Жоффр предлагает не тратить «драгоценного времени, останавливаясь для атаки с фронта укрепленных пунктов, занятых авангардами противника, или естественных препятствий, на которых он смог бы организовать оборону. Необходимо, напротив, стремиться их окружать и обходить; фронты наступления армий достаточно широки, чтобы дать возможность действовать в этом смысле».
Что можно возразить против таких директив? Как они, однако, выполнялись?
5-я кав. дивизия 11 сентября переходит далее к западу, в Бове; ее положение на фланге 1-й германской армии по-прежнему не дает никакого оперативного эффекта. Прочие 2 кав. дивизии корпуса Бриду подходят к Уазе у Вербери, но останавливаются перед разрушенным мостом, 6-я армия, двигаясь по-прежнему прямо на [398] север (восточнее У азы), проходит за день 12—15 км и останавливается в 6—7 км от реки Эн, войдя в соприкосновение с противником. Англичане, чтобы избежать перекрещивания с 6-й французской армией, повертываются фронтом на северо-восток. Перейдя Урк, они несколько подвигаются вперед, отстав, однако, от 6-й армии, на одну линию с которой выходит лишь английская кавалерия. 5-я армия делает в течение дня захождение левым крылом, повертываясь фронтом к Реймсу; левофланговый 18-й французский корпус проходит за день около 20 км; перекрещивания частей замедляют и без того слабое продвижение вперед. Кавалерийский корпус Конно выдвигается к реке Вель, встретив некоторое сопротивление у Фим. 9-я французская армия главными силами выходит на Марну, западнее Шалон. Попытка воздействовать на фланг 4-й германской армии, еще остающейся на своих позициях, не дает успеха, так как в ночь с 10-го на 11-е 4-я германская армия начала уже отходить. Кавалерийский корпус Эспе доходит до Марны в районе Соньи, но уже не застигает немецких колонн, 21-й корпус продвинулся около 20 км к Марне, но правое крыло
4-й французской армии все еще находится на реке Соль. 4-я армия располагается, таким образом, под углом, вершину которого образует Витри-ле-Франсуа. 3-я армия остается на месте.

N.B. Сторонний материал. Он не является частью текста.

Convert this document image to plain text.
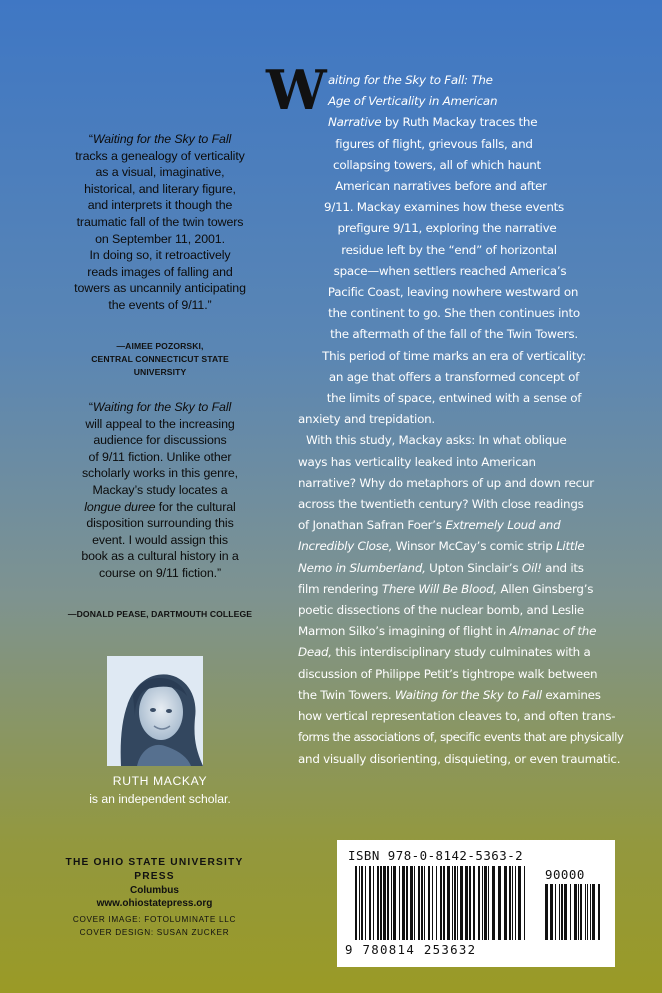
“Waiting for the Sky to Fall

tracks a genealogy of verticality

as a visual, imaginative,

historical, and literary figure,

and interprets it though the

traumatic fall of the twin towers

on September 11, 2001.

In doing so, it retroactively

reads images of falling and

towers as uncannily anticipating

the events of 9/11.”

—AIMEE POZORSKI,

CENTRAL CONNECTICUT STATE

UNIVERSITY

“Waiting for the Sky to Fall

will appeal to the increasing

audience for discussions

of 9/11 fiction. Unlike other

scholarly works in this genre,

Mackay’s study locates a

longue duree for the cultural

disposition surrounding this

event. I would assign this

book as a cultural history in a

course on 9/11 fiction.”

—DONALD PEASE, DARTMOUTH COLLEGE

W aiting for the Sky to Fall: The
Age of Verticality in American
Narrative by Ruth Mackay traces the
figures of flight, grievous falls, and
collapsing towers, all of which haunt
American narratives before and after
9/11. Mackay examines how these events
prefigure 9/11, exploring the narrative
residue left by the “end” of horizontal
space—when settlers reached America’s
Pacific Coast, leaving nowhere westward on
the continent to go. She then continues into
the aftermath of the fall of the Twin Towers.
This period of time marks an era of verticality:
an age that offers a transformed concept of
the limits of space, entwined with a sense of
anxiety and trepidation.
With this study, Mackay asks: In what oblique
ways has verticality leaked into American
narrative? Why do metaphors of up and down recur
across the twentieth century? With close readings
of Jonathan Safran Foer’s Extremely Loud and
Incredibly Close, Winsor McCay’s comic strip Little
Nemo in Slumberland, Upton Sinclair’s Oil! and its
film rendering There Will Be Blood, Allen Ginsberg’s
poetic dissections of the nuclear bomb, and Leslie
Marmon Silko’s imagining of flight in Almanac of the
Dead, this interdisciplinary study culminates with a
discussion of Philippe Petit’s tightrope walk between
the Twin Towers. Waiting for the Sky to Fall examines
how vertical representation cleaves to, and often trans-
forms the associations of, specific events that are physically
and visually disorienting, disquieting, or even traumatic.
RUTH MACKAY
is an independent scholar.
THE OHIO STATE UNIVERSITY PRESS
Columbus
www.ohiostatepress.org

COVER IMAGE: FOTOLUMINATE LLC

COVER DESIGN: SUSAN ZUCKER

ISBN 978-0-8142-5363-2
90000
9 780814 253632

12 сентября 1-я германская армия, переправившись через реку Эн, отходит к северо-востоку, используя изрезанную и лесистую возвышенность для организации обороны. Направление отхода 2-й армии в точности неизвестно, 3-я и 4-я германские армии продолжают отходить, опережая авангарды французов, примерно, на 2 часа.
Французское главное командование уточняет свои директивы в части форсирования реки Эн: «Чтобы обойти противника с запада, 6-я армия, оставив сильный отряд, западнее массива Сен-Гобен, с целью обеспечить при всех обстоятельствах связь с английской армией, главную часть своих сил должна направить на правый, берег Уазы. Британские силы должны быть направлены на север... 5-я армия, поддерживая также тесную связь посредством отряда с правым флангом английской армии, своим левым крылом должна возможно скорее перейти реку Эн, располагаясь по обе стороны этой реки».
Генерал Френч со своей стороны считает, что германцы не станут удерживаться на позициях реки Эн, и предлагает составить общий план операций, имеющих в виду преследование германских армий, отходящих на Маас. [399]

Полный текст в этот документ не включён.